En dévoreuse de livres, j’ai lu un certain nombre de romans d’Aragon dans ma jeunesse. Deux de ses textes m’ont particulièrement marquée : Le Paysan de Paris et Blanche ou l’oubli. Je n’ai pas l’impression qu’on publierait aujourd’hui des œuvres témoignant d’une véritable recherche, comme aussi Nadja de Breton ou Marelle de Cortazar, pour citer parmi bien d’autres des textes qui ont marqué ma jeunesse de lectrice – ou alors sans doute on s’emploierait d’abord à en falsifier le sens, à le récupérer. À la même époque j’ai lu aussi Elsa Triolet, je me souviens de ce roman sur une enfant pauvre qui voulait rester propre dans un monde sale.
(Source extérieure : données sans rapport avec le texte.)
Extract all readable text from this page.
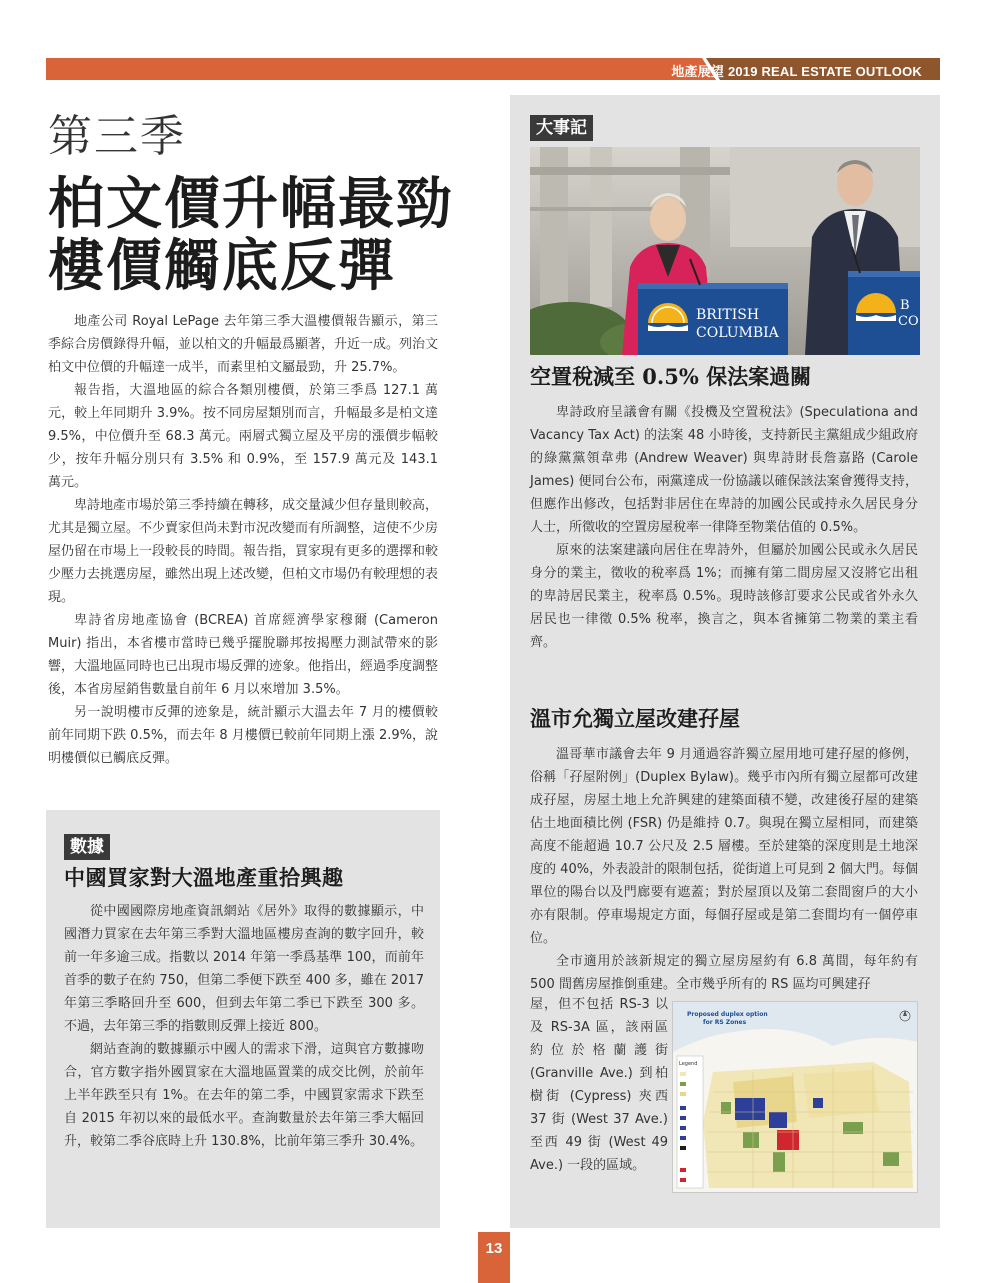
地產展望 2019 REAL ESTATE OUTLOOK
第三季
柏文價升幅最勁
樓價觸底反彈

地產公司 Royal LePage 去年第三季大溫樓價報告顯示，第三季綜合房價錄得升幅，並以柏文的升幅最爲顯著，升近一成。列治文柏文中位價的升幅達一成半，而素里柏文屬最勁，升 25.7%。

報告指，大溫地區的綜合各類別樓價，於第三季爲 127.1 萬元，較上年同期升 3.9%。按不同房屋類別而言，升幅最多是柏文達 9.5%，中位價升至 68.3 萬元。兩層式獨立屋及平房的漲價步幅較少，按年升幅分別只有 3.5% 和 0.9%，至 157.9 萬元及 143.1 萬元。

卑詩地產市場於第三季持續在轉移，成交量減少但存量則較高，尤其是獨立屋。不少賣家但尚未對市況改變而有所調整，這使不少房屋仍留在市場上一段較長的時間。報告指，買家現有更多的選擇和較少壓力去挑選房屋，雖然出現上述改變，但柏文市場仍有較理想的表現。

卑詩省房地產協會 (BCREA) 首席經濟學家穆爾 (Cameron Muir) 指出，本省樓市當時已幾乎擺脫聯邦按揭壓力測試帶來的影響，大溫地區同時也已出現市場反彈的迹象。他指出，經過季度調整後，本省房屋銷售數量自前年 6 月以來增加 3.5%。

另一說明樓市反彈的迹象是，統計顯示大溫去年 7 月的樓價較前年同期下跌 0.5%，而去年 8 月樓價已較前年同期上漲 2.9%，說明樓價似已觸底反彈。

數據
中國買家對大溫地產重拾興趣

從中國國際房地產資訊網站《居外》取得的數據顯示，中國潛力買家在去年第三季對大溫地區樓房查詢的數字回升，較前一年多逾三成。指數以 2014 年第一季爲基準 100，而前年首季的數子在約 750，但第二季便下跌至 400 多，雖在 2017 年第三季略回升至 600，但到去年第二季已下跌至 300 多。不過，去年第三季的指數則反彈上接近 800。

網站查詢的數據顯示中國人的需求下滑，這與官方數據吻合，官方數字指外國買家在大溫地區置業的成交比例，於前年上半年跌至只有 1%。在去年的第二季，中國買家需求下跌至自 2015 年初以來的最低水平。查詢數量於去年第三季大幅回升，較第二季谷底時上升 130.8%，比前年第三季升 30.4%。

大事記
BRITISH
COLUMBIA
B
CO
空置稅減至 0.5% 保法案過關

卑詩政府呈議會有關《投機及空置稅法》(Speculationa and Vacancy Tax Act) 的法案 48 小時後，支持新民主黨組成少組政府的綠黨黨領韋弗 (Andrew Weaver) 與卑詩財長詹嘉路 (Carole James) 便同台公布，兩黨達成一份協議以確保該法案會獲得支持，但應作出修改，包括對非居住在卑詩的加國公民或持永久居民身分人士，所徵收的空置房屋稅率一律降至物業估值的 0.5%。

原來的法案建議向居住在卑詩外，但屬於加國公民或永久居民身分的業主，徵收的稅率爲 1%；而擁有第二間房屋又沒將它出租的卑詩居民業主，稅率爲 0.5%。現時該修訂要求公民或省外永久居民也一律徵 0.5% 稅率，換言之，與本省擁第二物業的業主看齊。

溫市允獨立屋改建孖屋

溫哥華市議會去年 9 月通過容許獨立屋用地可建孖屋的修例，俗稱「孖屋附例」(Duplex Bylaw)。幾乎市內所有獨立屋都可改建成孖屋，房屋土地上允許興建的建築面積不變，改建後孖屋的建築佔土地面積比例 (FSR) 仍是維持 0.7。與現在獨立屋相同，而建築高度不能超過 10.7 公尺及 2.5 層樓。至於建築的深度則是土地深度的 40%，外表設計的限制包括，從街道上可見到 2 個大門。每個單位的陽台以及門廊要有遮蓋；對於屋頂以及第二套間窗戶的大小亦有限制。停車場規定方面，每個孖屋或是第二套間均有一個停車位。

全市適用於該新規定的獨立屋房屋約有 6.8 萬間，每年約有 500 間舊房屋推倒重建。全市幾乎所有的 RS 區均可興建孖

屋，但不包括 RS-3 以及 RS-3A 區，該兩區約位於格蘭護街 (Granville Ave.) 到柏樹街 (Cypress) 夾西 37 街 (West 37 Ave.) 至西 49 街 (West 49 Ave.) 一段的區域。

Legend
Proposed duplex option
for RS Zones
13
J’ai découvert ce court-métrage d’Agnès Varda, un témoignage d’amour au long cours très touchant, avec des épisodes de lumière somptueux – notamment au moment d’intimité des vieux amants au jardin et à la fin avec la barque sur l’eau – en écoutant le cours d’Antoine Compagnon sur l’année 1966. Pour compléter ce que je disais dans la note précédente de la pensée de Foucault et de celle de Lévi-Strauss, je veux dire que je me sens profondément et naturellement proche de leurs deux démarches, et venant ces dernières années de réfléchir sur l' »Immaculée Conception » (moins le dogme que son interprétation par la petite Bernadette Soubirous) et sur l’islam, que je poursuis ardemment mon investigation dans un désir de science et d’exploration des systèmes conceptuels, tant pour en dénoncer le caractère aliénant quand ils sont fabrications humaines, politico-sociales, que pour lever le voile sur un système conceptuel absolu, dont la connaissance libère. La recherche en bibliothèque, capitale, n’est pas la seule façon scientifique d’aborder les œuvres. Si je ne peux tout faire à la fois, je peux me servir des recherches faites par mes consœurs et confrères universitaires pour commencer à défricher l’autre chemin (ce dont j’ai donné un petit aperçu avec Rimbaud, en rebondissant à partir des recherches d’Eddie Breuil) et en puisant aussi aux sources d’autres disciplines scientifiques. La tâche est quasiment surhumaine et je suis loin d’avoir les capacités de m’approprier l’énorme somme de connaissances qu’il y faudrait pour l’accomplir par les méthodes connues, mais par une méthode inconnue, peut-être, oui.